3 - Il faut une gestion publique du service de l’eau en Europe pour une raison républicaine. Une mesure phare mise en œuvre dans les 27 pays de l’UE consisterait à mettre en place la péréquation tarifaire à l’échelle d’un territoire. Il est inadmissible qu’à l’échelle nationale l’écart des prix soit à ce point fluctuant, comme l’ont montré les enquêtes d’ « UFC Que Choisir ». Pour assurer - comme pour l’électricité ou le courrier en France par exemple - une égalité républicaine dans l’accès au service de l’eau, il faudrait donc à terme mettre en place une péréquation tarifaire nationale - peut être même plus large encore - impliquant un grand service public de l’eau.

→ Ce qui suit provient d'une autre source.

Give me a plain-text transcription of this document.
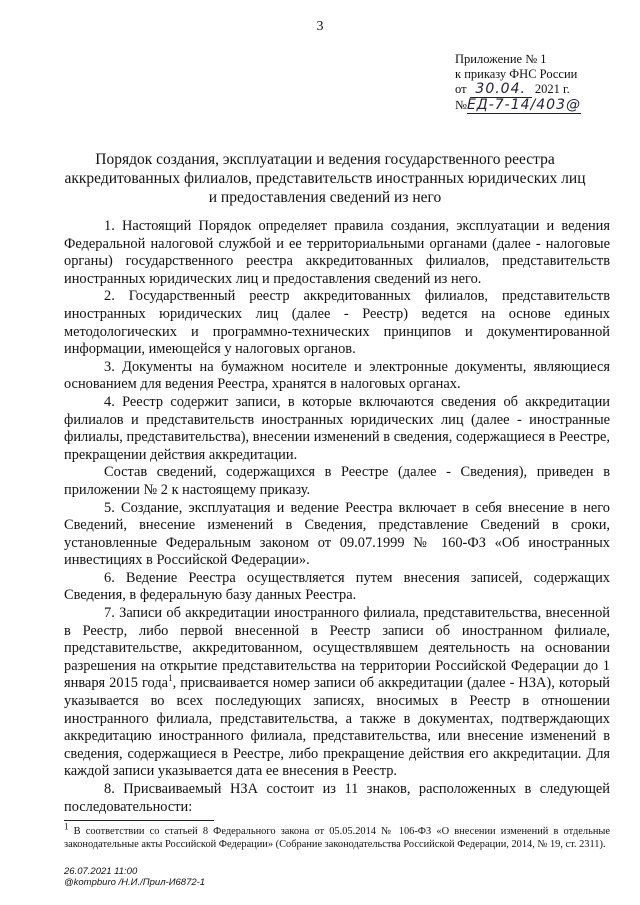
3
Приложение № 1
к приказу ФНС России
от 30.04. 2021 г.
№ЕД-7-14/403@
Порядок создания, эксплуатации и ведения государственного реестра аккредитованных филиалов, представительств иностранных юридических лиц и предоставления сведений из него

1. Настоящий Порядок определяет правила создания, эксплуатации и ведения Федеральной налоговой службой и ее территориальными органами (далее - налоговые органы) государственного реестра аккредитованных филиалов, представительств иностранных юридических лиц и предоставления сведений из него.

2. Государственный реестр аккредитованных филиалов, представительств иностранных юридических лиц (далее - Реестр) ведется на основе единых методологических и программно-технических принципов и документированной информации, имеющейся у налоговых органов.

3. Документы на бумажном носителе и электронные документы, являющиеся основанием для ведения Реестра, хранятся в налоговых органах.

4. Реестр содержит записи, в которые включаются сведения об аккредитации филиалов и представительств иностранных юридических лиц (далее - иностранные филиалы, представительства), внесении изменений в сведения, содержащиеся в Реестре, прекращении действия аккредитации.

Состав сведений, содержащихся в Реестре (далее - Сведения), приведен в приложении № 2 к настоящему приказу.

5. Создание, эксплуатация и ведение Реестра включает в себя внесение в него Сведений, внесение изменений в Сведения, представление Сведений в сроки, установленные Федеральным законом от 09.07.1999 № 160-ФЗ «Об иностранных инвестициях в Российской Федерации».

6. Ведение Реестра осуществляется путем внесения записей, содержащих Сведения, в федеральную базу данных Реестра.

7. Записи об аккредитации иностранного филиала, представительства, внесенной в Реестр, либо первой внесенной в Реестр записи об иностранном филиале, представительстве, аккредитованном, осуществлявшем деятельность на основании разрешения на открытие представительства на территории Российской Федерации до 1 января 2015 года$^1$, присваивается номер записи об аккредитации (далее - НЗА), который указывается во всех последующих записях, вносимых в Реестр в отношении иностранного филиала, представительства, а также в документах, подтверждающих аккредитацию иностранного филиала, представительства, или внесение изменений в сведения, содержащиеся в Реестре, либо прекращение действия его аккредитации. Для каждой записи указывается дата ее внесения в Реестр.

8. Присваиваемый НЗА состоит из 11 знаков, расположенных в следующей последовательности:

$^1$ В соответствии со статьей 8 Федерального закона от 05.05.2014 № 106-ФЗ «О внесении изменений в отдельные законодательные акты Российской Федерации» (Собрание законодательства Российской Федерации, 2014, № 19, ст. 2311).
26.07.2021 11:00
@kompburo /Н.И./Прил-И6872-1
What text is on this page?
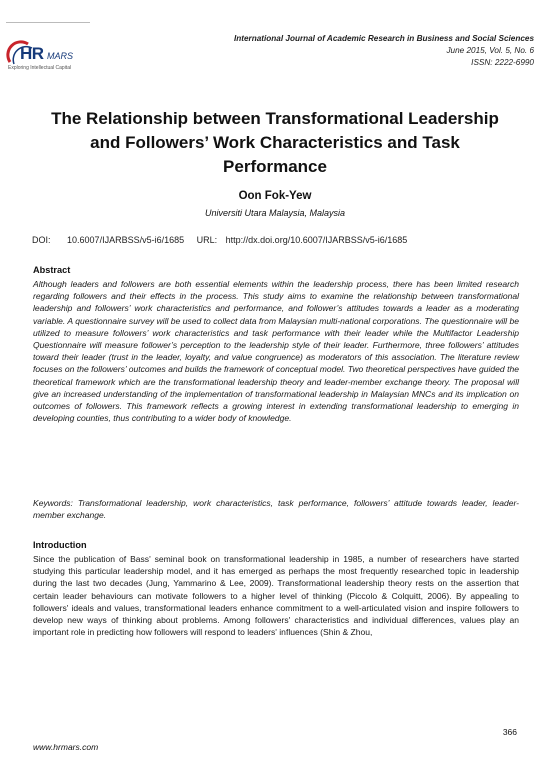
HR MARS
Exploring Intellectual Capital
International Journal of Academic Research in Business and Social Sciences
June 2015, Vol. 5, No. 6
ISSN: 2222-6990
The Relationship between Transformational Leadership and Followers’ Work Characteristics and Task Performance
Oon Fok-Yew
Universiti Utara Malaysia, Malaysia
DOI: 10.6007/IJARBSS/v5-i6/1685 URL: http://dx.doi.org/10.6007/IJARBSS/v5-i6/1685
Abstract
Although leaders and followers are both essential elements within the leadership process, there has been limited research regarding followers and their effects in the process. This study aims to examine the relationship between transformational leadership and followers’ work characteristics and performance, and follower’s attitudes towards a leader as a moderating variable. A questionnaire survey will be used to collect data from Malaysian multi-national corporations. The questionnaire will be utilized to measure followers’ work characteristics and task performance with their leader while the Multifactor Leadership Questionnaire will measure follower’s perception to the leadership style of their leader. Furthermore, three followers’ attitudes toward their leader (trust in the leader, loyalty, and value congruence) as moderators of this association. The literature review focuses on the followers’ outcomes and builds the framework of conceptual model. Two theoretical perspectives have guided the theoretical framework which are the transformational leadership theory and leader-member exchange theory. The proposal will give an increased understanding of the implementation of transformational leadership in Malaysian MNCs and its implication on outcomes of followers. This framework reflects a growing interest in extending transformational leadership to emerging in developing counties, thus contributing to a wider body of knowledge.
Keywords: Transformational leadership, work characteristics, task performance, followers’ attitude towards leader, leader-member exchange.
Introduction
Since the publication of Bass' seminal book on transformational leadership in 1985, a number of researchers have started studying this particular leadership model, and it has emerged as perhaps the most frequently researched topic in leadership during the last two decades (Jung, Yammarino & Lee, 2009). Transformational leadership theory rests on the assertion that certain leader behaviours can motivate followers to a higher level of thinking (Piccolo & Colquitt, 2006). By appealing to followers' ideals and values, transformational leaders enhance commitment to a well-articulated vision and inspire followers to develop new ways of thinking about problems. Among followers' characteristics and individual differences, values play an important role in predicting how followers will respond to leaders' influences (Shin & Zhou,
366
www.hrmars.com
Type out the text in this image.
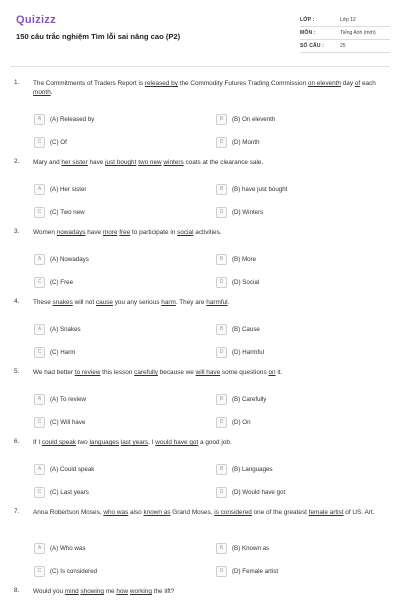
Quizizz
150 câu trắc nghiệm Tìm lỗi sai nâng cao (P2)
LỚP :	Lớp 12
MÔN :	Tiếng Anh (mới)
SỐ CÂU :	25
1. The Commitments of Traders Report is released by the Commodity Futures Trading Commission on eleventh day of each month.
A	(A) Released by	B	(B) On eleventh
C	(C) Of	D	(D) Month
2. Mary and her sister have just bought two new winters coats at the clearance sale.
A	(A) Her sister	B	(B) have just bought
C	(C) Two new	D	(D) Winters
3. Women nowadays have more free to participate in social activities.
A	(A) Nowadays	B	(B) More
C	(C) Free	D	(D) Social
4. These snakes will not cause you any serious harm. They are harmful.
A	(A) Snakes	B	(B) Cause
C	(C) Harm	D	(D) Harmful
5. We had better to review this lesson carefully because we will have some questions on it.
A	(A) To review	B	(B) Carefully
C	(C) Will have	D	(D) On
6. If I could speak two languages last years, I would have got a good job.
A	(A) Could speak	B	(B) Languages
C	(C) Last years	D	(D) Would have got
7. Anna Robertson Moses, who was also known as Grand Moses, is considered one of the greatest female artist of US. Art.
A	(A) Who was	B	(B) Known as
C	(C) Is considered	D	(D) Female artist
8. Would you mind showing me how working the lift?
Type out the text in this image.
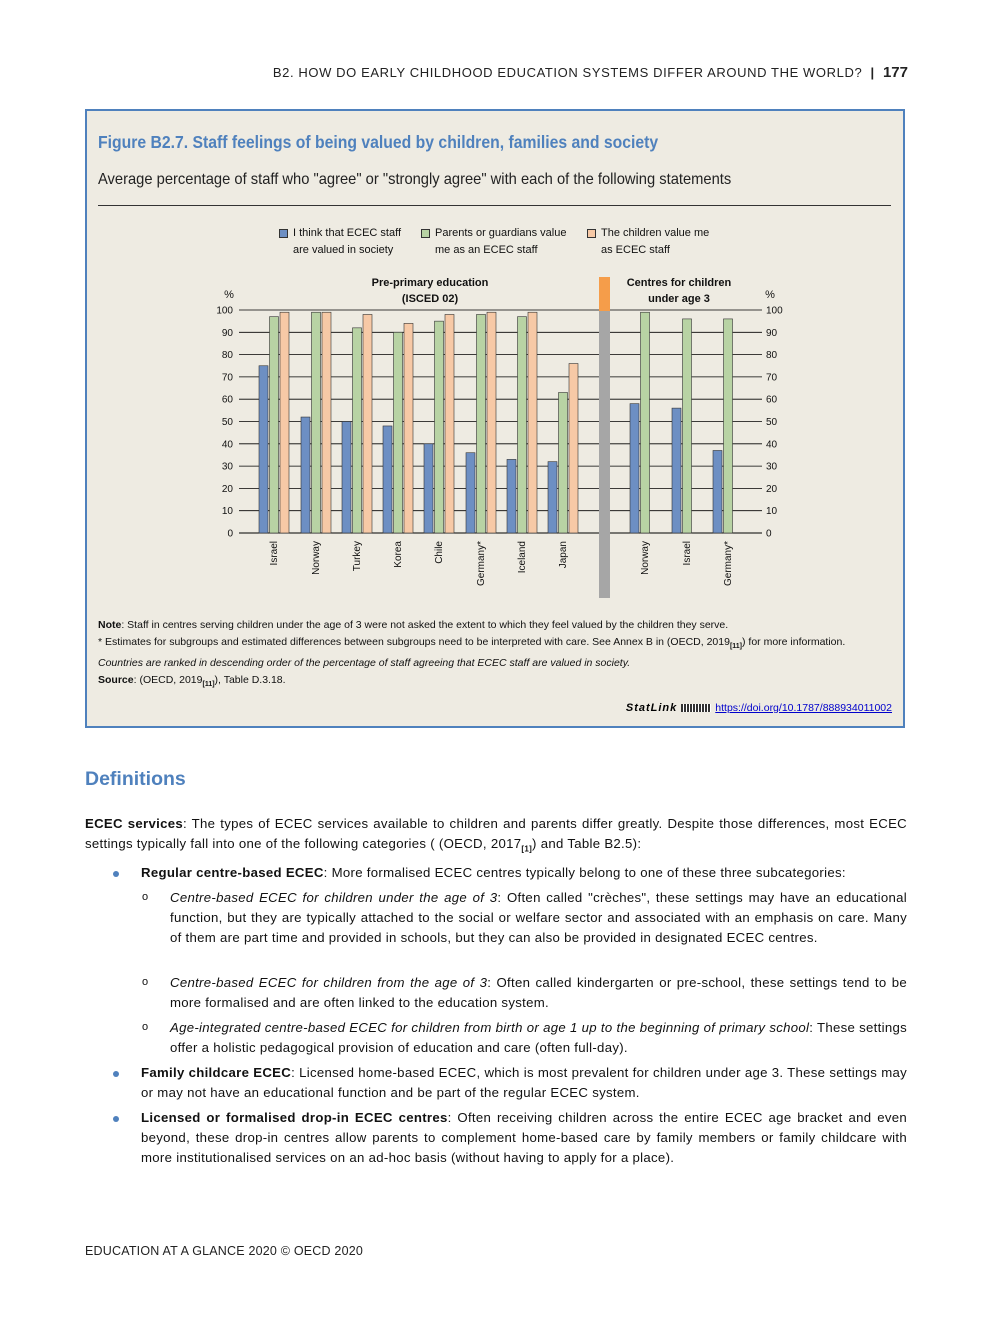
B2. HOW DO EARLY CHILDHOOD EDUCATION SYSTEMS DIFFER AROUND THE WORLD? | 177
Figure B2.7. Staff feelings of being valued by children, families and society
Average percentage of staff who "agree" or "strongly agree" with each of the following statements
I think that ECEC staff
are valued in society
Parents or guardians value
me as an ECEC staff
The children value me
as ECEC staff
0	0
10	10
20	20
30	30
40	40
50	50
60	60
70	70
80	80
90	90
100	100
%	%
Pre-primary education
(ISCED 02)
Centres for children
under age 3
Israel	Norway	Turkey	Korea	Chile	Germany*	Iceland	Japan	Norway	Israel	Germany*
Note: Staff in centres serving children under the age of 3 were not asked the extent to which they feel valued by the children they serve.
* Estimates for subgroups and estimated differences between subgroups need to be interpreted with care. See Annex B in (OECD, $2019_{[11]}$) for more information.
Countries are ranked in descending order of the percentage of staff agreeing that ECEC staff are valued in society.
Source: (OECD, $2019_{[11]}$), Table D.3.18.
StatLink	https://doi.org/10.1787/888934011002
Definitions
ECEC services: The types of ECEC services available to children and parents differ greatly. Despite those differences, most ECEC settings typically fall into one of the following categories ( (OECD, $2017_{[1]}$) and Table B2.5):
Regular centre-based ECEC: More formalised ECEC centres typically belong to one of these three subcategories:
o Centre-based ECEC for children under the age of 3: Often called "crèches", these settings may have an educational function, but they are typically attached to the social or welfare sector and associated with an emphasis on care. Many of them are part time and provided in schools, but they can also be provided in designated ECEC centres.
o Centre-based ECEC for children from the age of 3: Often called kindergarten or pre-school, these settings tend to be more formalised and are often linked to the education system.
o Age-integrated centre-based ECEC for children from birth or age 1 up to the beginning of primary school: These settings offer a holistic pedagogical provision of education and care (often full-day).
Family childcare ECEC: Licensed home-based ECEC, which is most prevalent for children under age 3. These settings may or may not have an educational function and be part of the regular ECEC system.
Licensed or formalised drop-in ECEC centres: Often receiving children across the entire ECEC age bracket and even beyond, these drop-in centres allow parents to complement home-based care by family members or family childcare with more institutionalised services on an ad-hoc basis (without having to apply for a place).
EDUCATION AT A GLANCE 2020 © OECD 2020
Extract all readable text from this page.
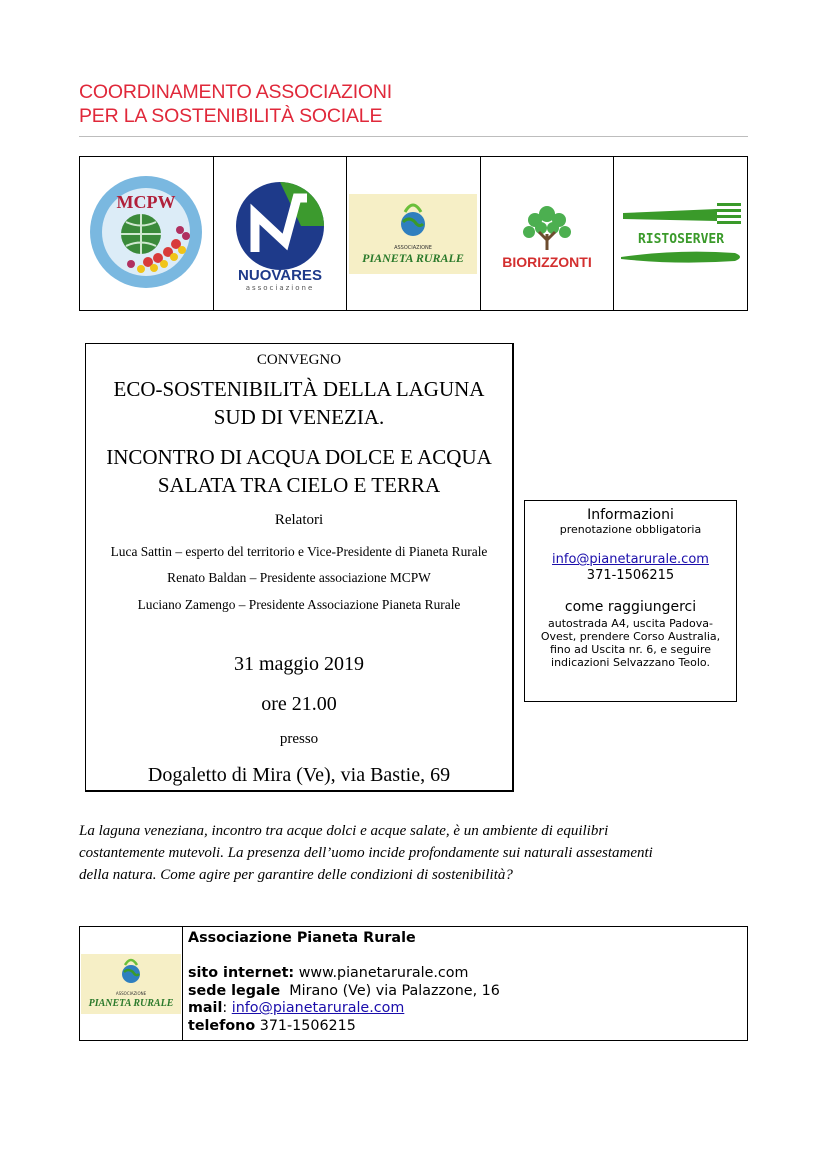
COORDINAMENTO ASSOCIAZIONI
PER LA SOSTENIBILITÀ SOCIALE
MCPW
NUOVARES
associazione
ASSOCIAZIONE
PIANETA RURALE	BIORIZZONTI
RISTOSERVER
CONVEGNO
ECO-SOSTENIBILITÀ DELLA LAGUNA
SUD DI VENEZIA.
INCONTRO DI ACQUA DOLCE E ACQUA
SALATA TRA CIELO E TERRA
Relatori
Luca Sattin – esperto del territorio e Vice-Presidente di Pianeta Rurale
Renato Baldan – Presidente associazione MCPW
Luciano Zamengo – Presidente Associazione Pianeta Rurale
31 maggio 2019
ore 21.00
presso
Dogaletto di Mira (Ve), via Bastie, 69
Informazioni
prenotazione obbligatoria
info@pianetarurale.com
371-1506215
come raggiungerci
autostrada A4, uscita Padova-
Ovest, prendere Corso Australia,
fino ad Uscita nr. 6, e seguire
indicazioni Selvazzano Teolo.
La laguna veneziana, incontro tra acque dolci e acque salate, è un ambiente di equilibri
costantemente mutevoli. La presenza dell’uomo incide profondamente sui naturali assestamenti
della natura. Come agire per garantire delle condizioni di sostenibilità?
ASSOCIAZIONE
PIANETA RURALE
Associazione Pianeta Rurale

sito internet: www.pianetarurale.com
sede legale Mirano (Ve) via Palazzone, 16
mail: info@pianetarurale.com
telefono 371-1506215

Mais sans attendre cela, il est encore plus inadmissible qu’à l’échelle d’un bassin (parfois d’une commune à l’autre) le prix du m3 passe du simple au double. Il s’agit donc, dès que possible, d’assurer une péréquation tarifaire à l’échelon local, sur le territoire le plus vaste.

Mener de Front le combat social, écologique et républicain, c’est la définition même du Parti de Gauche qui se retrouve sur cette question de la gestion publique de l’eau. Voilà un grand défi pour la Gauche toute entière, que seul un large front populaire, durable et conquérant, pourra relever dans les années qui viennent.